This weekend was kind of a test of my notion that if you buy good ingredients and are a bit careful, you can’t really go wrong. Well, nothing went terribly wrong, but for the most part it wasn’t great . . .
Friday night we went to David and Anthea’s house (friends of ours, and, it turns out, neighbor’s of Anne’s). They live in kind of a funky seventies brick ranch with a great older open plan kitchen. They made us a simple dinner of pesto and penne and salad and we drank a lot of wine and the two ten year old girls did a marathon Simpsons viewing and the eighteen month old boy ran around with the laundry basket on his head. The meal was great and reminded me how good food tastes when someone cooks for you with friendship.
Saturday was the usual weekend ritual of pancakes and fresh juice (Naomi would have my head if we diverged) and Kosmos for lunch (that doesn’t happen every weekend, but it does a lot). Then there was dinner. This was where things began to break down. The menu sounds good. A grilled whole striped bass, braised potatoes and onions (based on a recipe from Amanda Hessler’s The Cook and the Gardener) and Shana’s pea shoots lightly saute-ed with a little soy sauce, sesame oil and rice wine vinegar. But it was really kind of snowy to be grilling and the fish proved challenging and stuck a bit to the grill and ended up largely underdone and underdone fish makes me a bit green around the (no puns intended) gills because of a bad whole fish incident in China years ago. And I didn’t want to go the whole nine yards on the potato recipe and cut them into fans with just enough flesh intact to hold the potato together, so I just sliced it and popped it into the casserole. As a result, I cooked it too long (the 45 minutes the whole-ish potatoes would have taken were too many minutes for slices) and it was kind of mushy. I didn’t strip the pea leaves off the stems, so the leaves were a bit slimy and the stems a bit tough, and neither were satisfying. It wasn’t a terrible meal. It was just, well, mediocre. Reminded me I’m very human in the kitchen. The dark chocolate and the port salvaged from the G3 dinner party were good. So was two hours of the last season of the Sopranos that we are at last catching up with.

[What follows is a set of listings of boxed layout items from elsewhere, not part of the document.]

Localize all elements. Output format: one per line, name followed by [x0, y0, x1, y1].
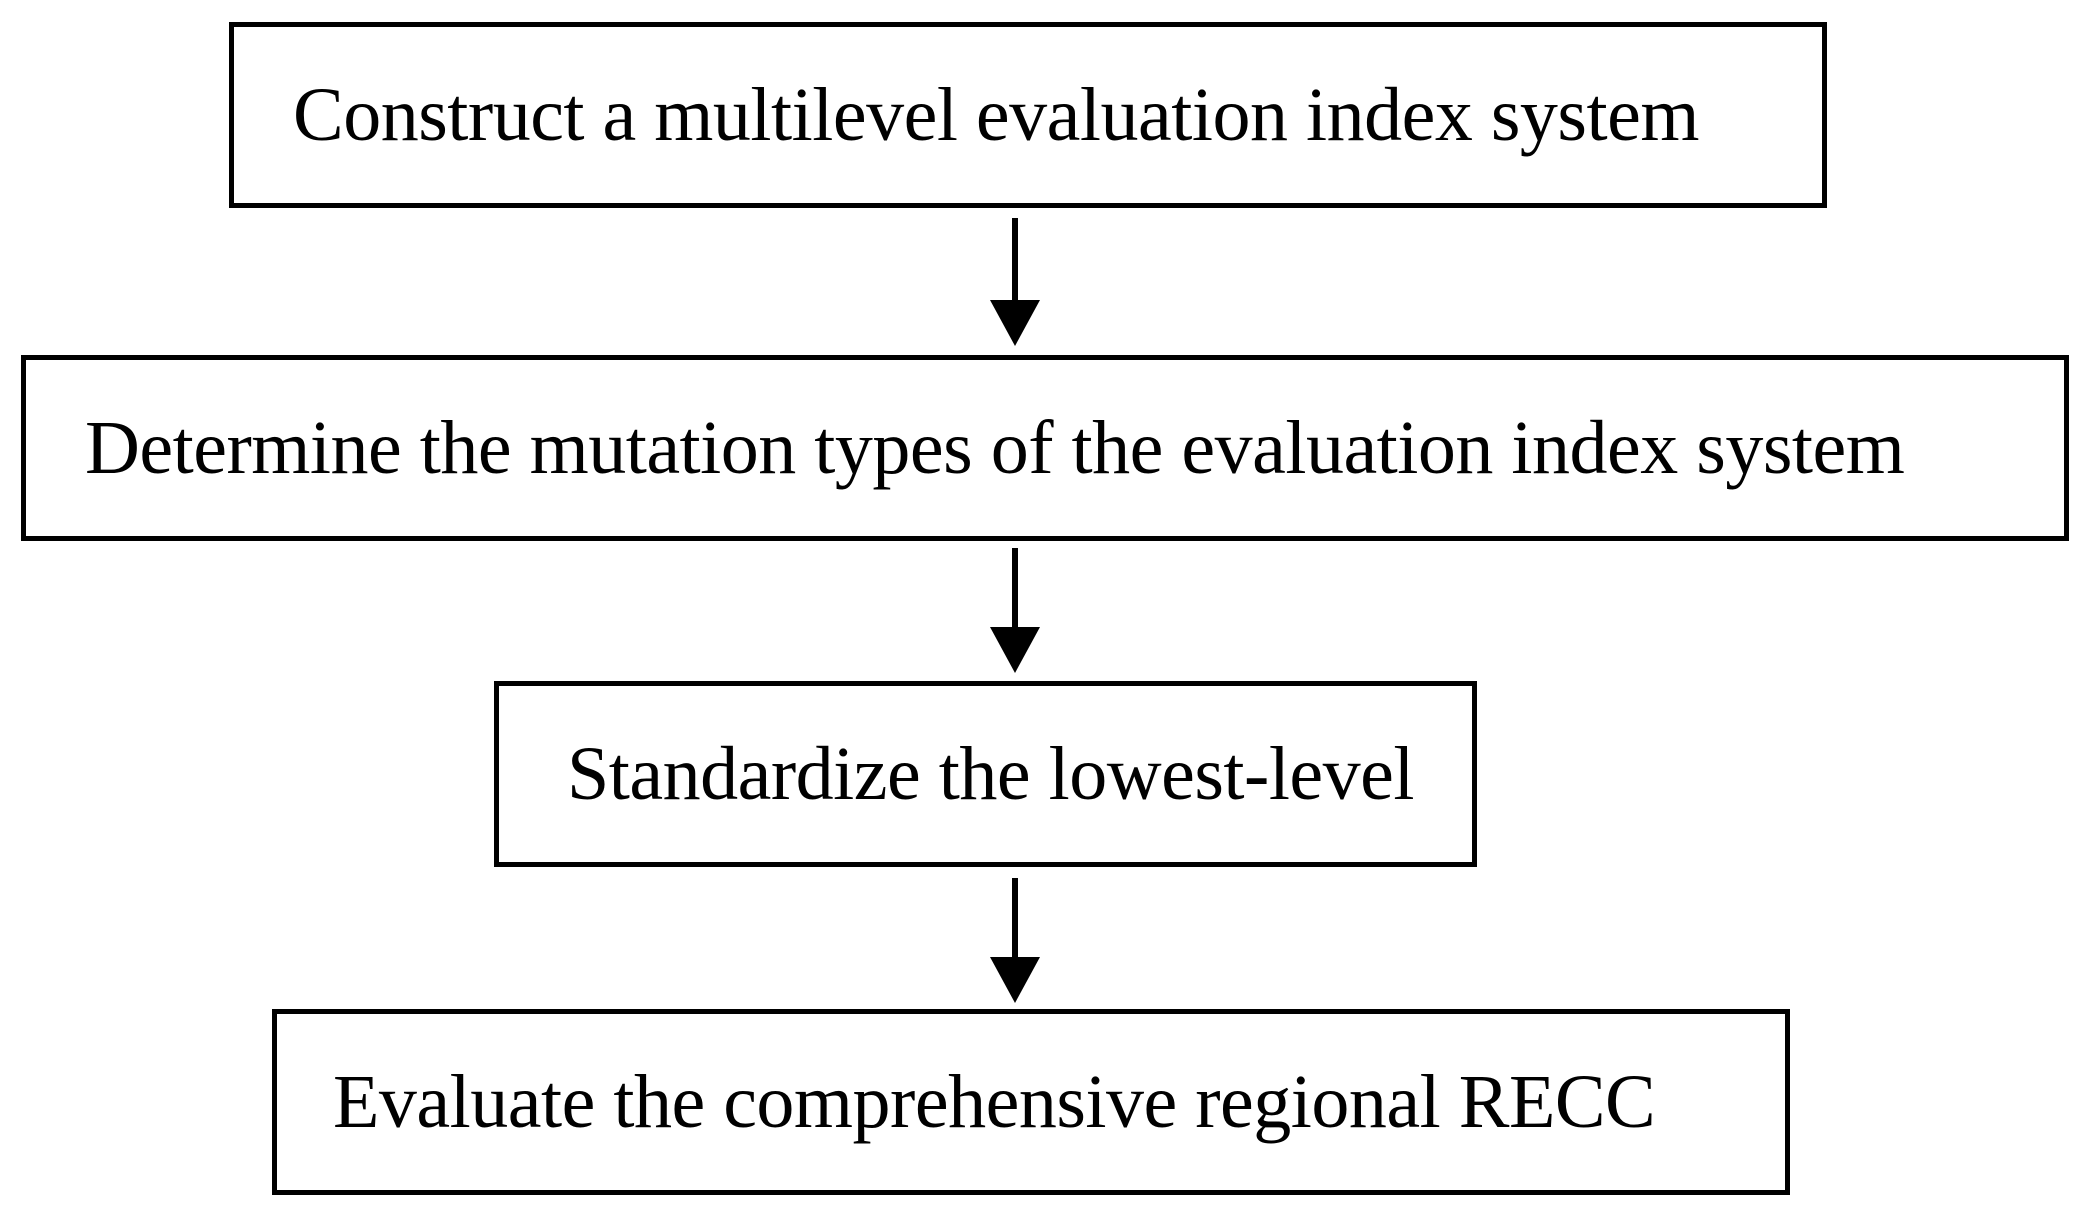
arrow-step2-to-step3	[990, 548, 1040, 673]
step-label-standardize-lowest-level: Standardize the lowest-level	[567, 732, 1415, 816]
step-box-determine-mutation-types: Determine the mutation types of the eval…	[21, 355, 2069, 541]
step-box-evaluate-recc: Evaluate the comprehensive regional RECC	[272, 1009, 1790, 1195]
arrow-step3-to-step4	[990, 878, 1040, 1003]
arrow-step1-to-step2	[990, 218, 1040, 346]
step-box-construct-index-system: Construct a multilevel evaluation index …	[229, 22, 1827, 208]
step-label-determine-mutation-types: Determine the mutation types of the eval…	[85, 406, 1905, 490]
step-box-standardize-lowest-level: Standardize the lowest-level	[494, 681, 1477, 867]
step-label-evaluate-recc: Evaluate the comprehensive regional RECC	[333, 1060, 1656, 1144]
step-label-construct-index-system: Construct a multilevel evaluation index …	[293, 73, 1699, 157]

Sunday morning I ate toast. Good toast though, from that no-knead bread everyone is making.
Sunday lunch, we decided to use up left-overs. Into a frying pan went the potatoes from the night before, the Brussels spouts with bacon and shallots left over from the Valentine’s Day dinner, and some bits of bone-in grass-fed beef filet, also from the V-Day dinner. It was supposed to be sort of a high end continental hash. But it was all kind of mushy and overly cabbage-y. John said he liked it. I said it was food.
In search of redemption, we worked harder on dinner. John made a pizza that we topped with a “fire and smoke” combination that featured chipotle peppers diced in with tomato puree, some roasted poblanos and sweet red peppers, and a mix of white cheddar and smoked gouda cheese. I was a little skeptical of the mexi-pizza idea but it was actually really tasty. I made an orange cake that I had seen at Chocolate and Zucchini and then again on Kitchen Chick. It turned out really well – simple, not too sweet, sort of lacy, and with a sugary, almost caramel-like rim (from buttering and sugaring the pan). We sprinkled it with raspberries. I felt better about our culinary life after that. Except that Nick swooped in and stole all the leftover raspberries.
I am totally stoked to hear about Matsuchan and want to make the family go there next weekend.